Read more: Wyoming Covid-19 Hospital Cases Running at Record Level
U.S. Cases Drop to Lowest Since July (12:00 p.m. NY)
The seven-day average of new cases in the U.S. was 73,079 as of Oct. 20, down 15% from a week earlier. The new average is the lowest since the end of July, CDC data show.
Most states remain in the “high” level of community transmission determined by the CDC. Those one step lower, in the “substantial” category, include New Jersey, Maryland, California, Mississippi, Florida, Hawaii and Louisiana.
Community transmission is based on the number of cases in the last 7 days per 100,000 population and the number of tests in the last 7 days that have a positive result.
Tudor Jones Tests Positive After NYC Gala (11:45 a.m. NY)
Robin Hood Foundation, the anti-poverty charity that hosted about 3,000 people at the Javits Center on Wednesday night, has informed LIVE Event in Progress attendees that a guest tested positive for Covid-19 the following afternoon.
The person was Paul Tudor Jones, the hedge fund manager and founder of Robin Hood. He said in a statement to Bloomberg that he took a PCR test after a co-worker at his home tested positive and that it showed positive. This was after he he had a negative PCR test for Covid on Monday.
Read more: Robin Hood Warns of Covid Case at NYC Gala; Tudor Jones Positive
Romania Sets Curfew (11 a.m. NY)
Romania tightened Covid restrictions as it seeks to contain one of the worst outbreaks in the world recently, the government said in a statement on Friday. As of Monday, all shops and restaurants will close at 9 p.m. following a nighttime curfew, face-mask wearing will be mandatory everywhere and a green pass will be required for access to all non-essential areas. Private events such as weddings and parties will be banned for 30 days.
The government also urged companies and state institutions to have half of their employees work from home for the next 30 days or work shifts if possible. Romania reported 15,410 new cases in 24 hours on Oct. 22, and 357 deaths.
Walgreens Offers Moderna and J&J Boosters (10:30 a.m. NY)
Walgreens has started offering Moderna and J&J Covid-19 vaccine boosters to eligible individuals at stores nationwide, the company said Friday in a statement.
The move comes a day after the boosters won the CDC’s endorsement. There are now booster recommendations for all three available Covid vaccines in the U.S.
The CDC also said those eligible people will be able to choose a different booster from the vaccine they originally received, allowing greater flexibility for patients and doctors as the U.S. tries to stave off another wave of infections.
Pfizer Says Shot 91% Effective in Kids 5 to 11 (8:05 a.m.
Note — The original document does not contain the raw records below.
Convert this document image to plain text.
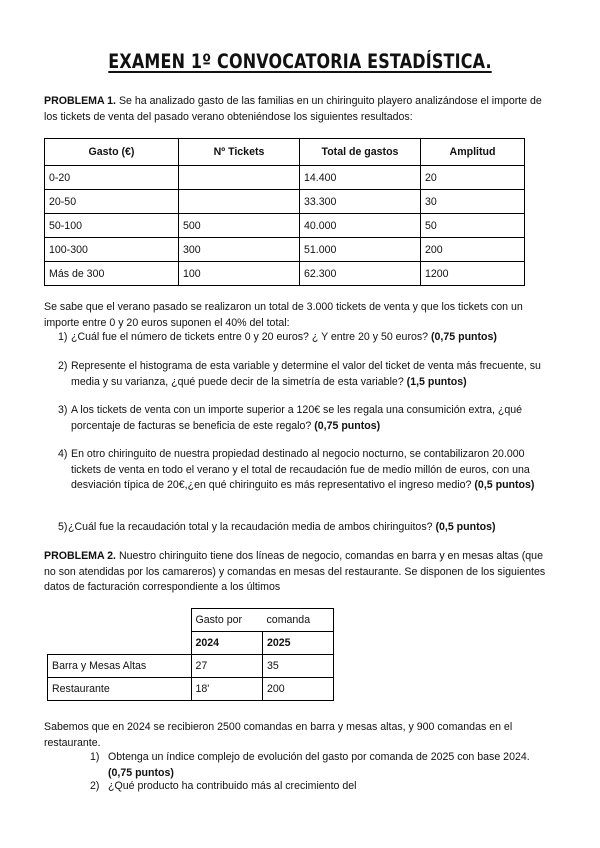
EXAMEN 1º CONVOCATORIA ESTADÍSTICA.
PROBLEMA 1. Se ha analizado gasto de las familias en un chiringuito playero analizándose el importe de los tickets de venta del pasado verano obteniéndose los siguientes resultados:
Gasto (€)	Nº Tickets	Total de gastos	Amplitud
0-20		14.400	20
20-50		33.300	30
50-100	500	40.000	50
100-300	300	51.000	200
Más de 300	100	62.300	1200
Se sabe que el verano pasado se realizaron un total de 3.000 tickets de venta y que los tickets con un importe entre 0 y 20 euros suponen el 40% del total:
1) ¿Cuál fue el número de tickets entre 0 y 20 euros? ¿ Y entre 20 y 50 euros? (0,75 puntos)
2) Represente el histograma de esta variable y determine el valor del ticket de venta más frecuente, su media y su varianza, ¿qué puede decir de la simetría de esta variable? (1,5 puntos)
3) A los tickets de venta con un importe superior a 120€ se les regala una consumición extra, ¿qué porcentaje de facturas se beneficia de este regalo? (0,75 puntos)
4) En otro chiringuito de nuestra propiedad destinado al negocio nocturno, se contabilizaron 20.000 tickets de venta en todo el verano y el total de recaudación fue de medio millón de euros, con una desviación típica de 20€,¿en qué chiringuito es más representativo el ingreso medio? (0,5 puntos)
5) ¿Cuál fue la recaudación total y la recaudación media de ambos chiringuitos? (0,5 puntos)
PROBLEMA 2. Nuestro chiringuito tiene dos líneas de negocio, comandas en barra y en mesas altas (que no son atendidas por los camareros) y comandas en mesas del restaurante. Se disponen de los siguientes datos de facturación correspondiente a los últimos
	Gasto por	comanda
	2024	2025
Barra y Mesas Altas	27	35
Restaurante	18'	200
Sabemos que en 2024 se recibieron 2500 comandas en barra y mesas altas, y 900 comandas en el restaurante.
1) Obtenga un índice complejo de evolución del gasto por comanda de 2025 con base 2024. (0,75 puntos)
2) ¿Qué producto ha contribuido más al crecimiento del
NY)
Pfizer Inc. said the Covid shot it’s developed with BioNTech SE was 90.7% effective against symptomatic cases in kids ages 5 to 11, according to a briefing document posted on the Food and Drug Administration website.
Pfizer posted the document in advance of a key hearing scheduled for Oct. 26 where an advisory panel will debate whether the vaccine should be cleared for young children. The efficacy result is based on a trial of about 2,250 children, according to the briefing documents.
Infections Rise in England for Week (7:28 a.m. NY)
About one in 55 people living in private households in England had Covid-19 in the week ending Oct. 16, compared with 1 in 60 the week before, according to estimates from the Office for National Statistics. Infections were still highest in school children aged 7 to 11, it said.
Meanwhile, millions of people could have their boosters brought forward as ministers consider plans to cut the usual six-month wait to five, the Guardian reported.